Assim como o ex-presidente petista, contudo, Bolsonaro também se destaca nos números de rejeição (19% no Datafolha). Enquanto favorito no primeiro turno, o capitão da reserva deve virar alvo de concorrentes diretos, como o ex-governador de São Paulo Geraldo Alckmin (PSDB) e o ex-ministro Henrique Meirelles (MDB), caso este último de fato siga na campanha. "Campanha de TV serve para três coisas: preservar a própria imagem, mudar essa imagem ou derrubar um adversário", resume Marcello Faulhaber, estrategista da vitoriosa campanha de Marcelo Crivella à prefeitura do Rio de Janeiro em 2016. Ele lembra que, em 2002, o marqueteiro de José Serra, Nizan Guanaes, conseguiu tirar o ex-governador Ciro Gomes (PDT) do segundo turno com uma campanha negativa. Em 2014, foi a vez de João Santana, marqueteiro de Dilma Rousseff, tirar a ex-ministra Marina Silva (Rede) do páreo.

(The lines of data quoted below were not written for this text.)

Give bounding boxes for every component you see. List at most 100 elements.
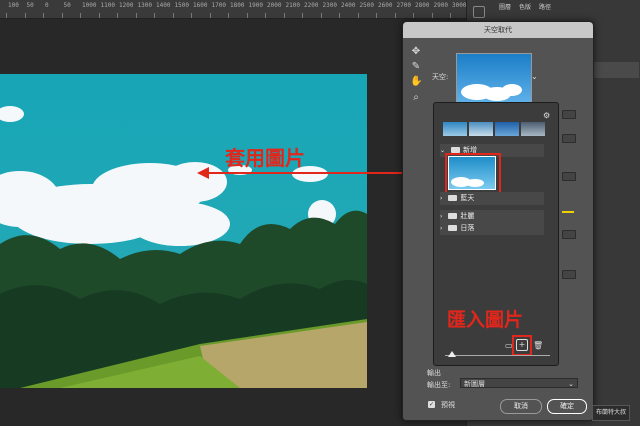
folder-blue-sky[interactable]: › 藍天 — [440, 192, 544, 205]
sky-dropdown-chevron-icon[interactable]: ⌄ — [531, 72, 538, 81]
ruler-tick — [154, 13, 155, 18]
chevron-right-icon: › — [440, 195, 443, 202]
ruler-tick — [61, 13, 63, 18]
sky-brush-icon[interactable]: ✎ — [410, 61, 422, 73]
output-to-value: 新圖層 — [464, 380, 485, 388]
preview-checkbox[interactable]: ✓ — [428, 401, 435, 408]
ruler-tick — [98, 13, 100, 18]
ruler-tick-label: 2300 — [322, 2, 337, 9]
dialog-field — [562, 134, 576, 143]
dialog-field — [562, 270, 576, 279]
recent-sky-thumb[interactable] — [521, 122, 545, 136]
ruler-tick-label: 2200 — [304, 2, 319, 9]
ruler-tick — [413, 13, 414, 18]
ruler-tick — [80, 13, 81, 18]
ok-button[interactable]: 確定 — [547, 399, 587, 414]
history-icon[interactable] — [473, 6, 485, 18]
sky-label: 天空: — [432, 73, 449, 81]
sky-preset-preview[interactable] — [456, 53, 532, 103]
ruler-tick-label: 2400 — [341, 2, 356, 9]
ruler-tick-label: 50 — [26, 2, 34, 9]
ruler-tick-label: 1900 — [248, 2, 263, 9]
ruler-tick — [283, 13, 285, 18]
folder-icon — [448, 225, 458, 231]
ruler-tick-label: 1500 — [174, 2, 189, 9]
hand-tool-icon[interactable]: ✋ — [410, 76, 422, 88]
ruler-tick — [265, 13, 266, 18]
ruler-tick-label: 2500 — [359, 2, 374, 9]
ruler-tick-label: 2900 — [433, 2, 448, 9]
dialog-field — [562, 230, 576, 239]
watermark: 布蘭特大叔 — [592, 405, 631, 421]
highlight-box — [445, 153, 501, 195]
ruler-tick-label: 1000 — [82, 2, 97, 9]
folder-icon — [448, 213, 458, 219]
ruler-tick — [357, 13, 359, 18]
output-to-select[interactable]: 新圖層 ⌄ — [460, 378, 578, 388]
ruler-tick-label: 1100 — [100, 2, 115, 9]
highlight-box — [512, 335, 532, 356]
recent-sky-thumb[interactable] — [443, 122, 467, 136]
folder-label: 壯麗 — [460, 212, 475, 220]
ruler-tick — [376, 13, 377, 18]
recent-sky-thumb[interactable] — [469, 122, 493, 136]
folder-sunset[interactable]: › 日落 — [440, 222, 544, 235]
gear-icon[interactable]: ⚙ — [543, 111, 550, 120]
ruler-tick-label: 50 — [63, 2, 71, 9]
ruler-tick — [117, 13, 118, 18]
ruler-tick — [6, 13, 7, 18]
tab-layers[interactable]: 圖層 — [499, 2, 511, 11]
zoom-tool-icon[interactable]: ⌕ — [410, 92, 422, 104]
recent-sky-thumb[interactable] — [495, 122, 519, 136]
cancel-button[interactable]: 取消 — [500, 399, 542, 414]
horizontal-ruler: 100 50 0 50 1000 1100 1200 1300 1400 1500 1600 1700… — [0, 0, 466, 19]
ruler-tick — [339, 13, 340, 18]
ruler-tick — [172, 13, 174, 18]
ruler-tick-label: 100 — [8, 2, 19, 9]
trash-icon[interactable]: 🗑 — [533, 341, 543, 350]
ruler-tick-label: 3000 — [452, 2, 466, 9]
layer-row[interactable] — [591, 62, 639, 78]
annotation-arrow-left — [197, 167, 431, 179]
dialog-title: 天空取代 — [403, 22, 593, 38]
slider-handle[interactable] — [448, 351, 456, 357]
chevron-down-icon: ⌄ — [568, 380, 574, 388]
ruler-tick-label: 2100 — [285, 2, 300, 9]
ruler-tick-label: 2600 — [378, 2, 393, 9]
ruler-tick — [228, 13, 229, 18]
ruler-tick — [209, 13, 211, 18]
ruler-tick — [431, 13, 433, 18]
ruler-tick-label: 1400 — [156, 2, 171, 9]
tab-channels[interactable]: 色版 — [519, 2, 531, 11]
output-to-label: 輸出至: — [427, 381, 451, 389]
annotation-import-image: 匯入圖片 — [447, 309, 524, 331]
ruler-tick-label: 0 — [45, 2, 49, 9]
chevron-right-icon: › — [440, 213, 443, 220]
preview-label: 預視 — [441, 401, 455, 409]
ruler-tick — [24, 13, 26, 18]
ruler-tick — [191, 13, 192, 18]
chevron-right-icon: › — [440, 225, 443, 232]
ruler-tick — [135, 13, 137, 18]
tab-paths[interactable]: 路徑 — [539, 2, 551, 11]
ruler-tick-label: 1200 — [119, 2, 134, 9]
dialog-field — [562, 172, 576, 181]
folder-label: 藍天 — [460, 194, 475, 202]
thumbnail-size-slider[interactable] — [445, 355, 550, 356]
ruler-tick-label: 1700 — [211, 2, 226, 9]
ruler-tick-label: 2000 — [267, 2, 282, 9]
ruler-tick — [246, 13, 248, 18]
ruler-tick — [302, 13, 303, 18]
ruler-tick — [320, 13, 322, 18]
folder-icon — [448, 195, 458, 201]
ruler-tick-label: 1800 — [230, 2, 245, 9]
ruler-tick — [450, 13, 451, 18]
ruler-tick-label: 1600 — [193, 2, 208, 9]
ruler-tick-label: 2800 — [415, 2, 430, 9]
slider-indicator — [562, 211, 574, 213]
canvas-image[interactable] — [0, 74, 367, 388]
ruler-tick — [43, 13, 44, 18]
folder-label: 日落 — [460, 224, 475, 232]
move-tool-icon[interactable]: ✥ — [410, 46, 422, 58]
output-section-label: 輸出 — [427, 369, 441, 377]
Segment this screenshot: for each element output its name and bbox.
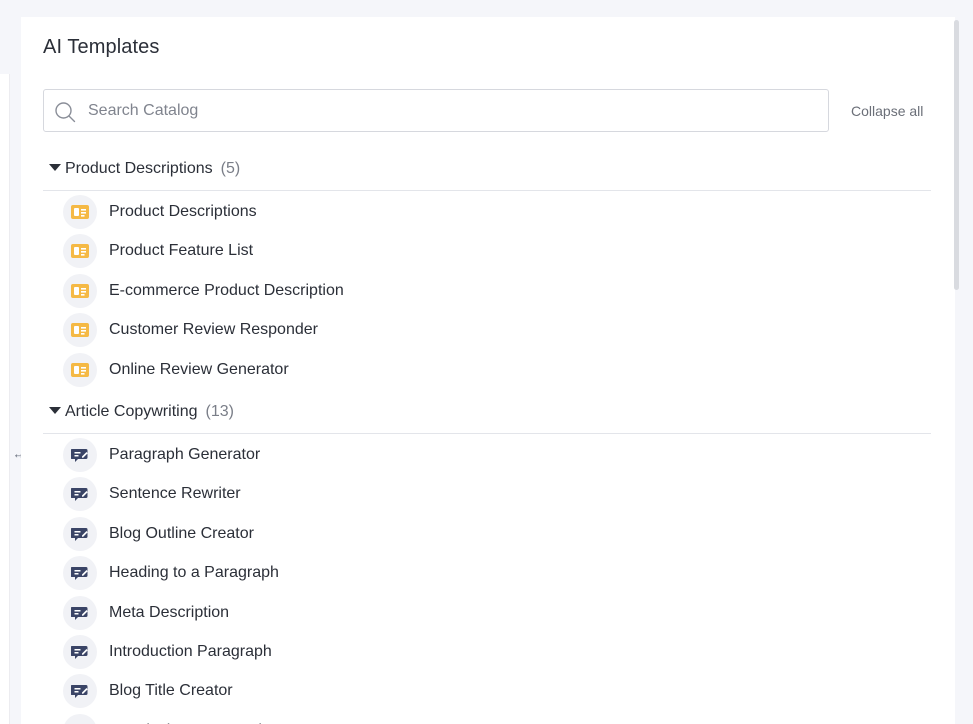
caret-down-icon bbox=[49, 164, 61, 171]
article-edit-icon bbox=[63, 477, 97, 512]
template-item-label: Product Descriptions bbox=[109, 203, 257, 220]
template-item-label: Paragraph Generator bbox=[109, 446, 261, 463]
template-item-label: Blog Outline Creator bbox=[109, 524, 254, 542]
template-item[interactable]: Blog Title Creator bbox=[43, 670, 931, 709]
template-group: Product Descriptions (5) Product Descripti… bbox=[43, 148, 931, 388]
template-item[interactable]: E-commerce Product Description bbox=[43, 270, 931, 309]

"Acho que Alckmin e Meirelles — se permanecer candidato — vão bater muito em Bolsonaro, achando que, ao bater, vão ficar com os votos que ele perder", diz o estrategista. Faulhaber imagina que os atuais 19% de intenção de voto de Bolsonaro possam cair para 12% ou 13% por conta dos ataques adversários, mas isso não quer dizer que seriam Alckmin ou Meirelles a colher os votos. Marina Silva, um candidato indicado pelo PT para representar Lula, Ciro Gomes ou o senador Alvaro Dias (Podemos-PR) poderiam acabar beneficiados. No caso específico do PT, a ausência de Lula claramente prejudicaria o partido no primeiro turno, por conta de sua alta intenção de votos, mas poderia ajudar o partido em um segundo turno, já que o ex-presidente tem a maior rejeição (46% além dos 28% que hoje não votariam em ninguém, segundo o Datafolha) e precisaria de mais da metade dos votos para vencer.

Os partidários de Lula podem buscar esperança em outra pesquisa, do instituto Ipsos. O levantamento não afere exatamente intenção de votos, mas a avaliação da conduta dos presidenciáveis. Na última pesquisa, Lula era desaprovado por 54% dos brasileiros. É muito, mas é menos do que os 70% que desaprovavam Alckmin ou os que não aprovavam as condutas de Ciro Gomes (65%), Bolsonaro (64%), Marina Silva (63%) e Henrique Meirelles (59%). Nessa aferição, é difícil encontrar um nome que vá bem. O ex-presidente do Supremo Tribunal Federal Joaquim Barbosa é desaprovado por 47%, e o juiz Sérgio Moro, que decide sobre a Lava Jato na primeira instância em Curitiba, por 55%.

Antipolítica
O cientista político Antônio Lavareda destaca que o repúdio à política não é um fenômeno brasileiro — na última eleição norte-americana, tanto Hillary Clinton quanto Donald Trump tinham rejeições superiores a 50%. "Cresceu o escrutínio, o exame e a análise dos candidatos pelo eleitorado", avalia. Mas, segundo Lavareda, à medida que a campanha ocorrer no Brasil, a rejeição deve ceder. "Quando a campanha começa, a vida pregressa dos candidatos, suas realizações, o que fizeram de bom ou de mau, tudo passa a ser indicador de caráter dos candidatos mais importantes, mais que do que sua própria retórica".

O discurso do outsider, de alguém que não participa do jogo político, parece desfrutar de uma adesão maior na sociedade, diz Lavareda, que ressalva: isso não foi o bastante para sustentar na corrida presidencial nomes como o apresentador Luciano Huck e Joaquim Barbosa. Bolsonaro se vale do discurso, mas tem décadas de Congresso Nacional. "Em uma eleição geral como a brasileira, com 20.000 candidatos, fica difícil a emergência de nomes realmente novos", diz o cientista político, para quem as análises anteriores à campanha oficial têm sido bem mais dinâmicas do que as variações dos cenários eleitorais. "Essa articulação política não tem repercussão propriamente eleitoral. É a propaganda que sistematiza os programas dos candidatos. É a propaganda que atinge o eleitor".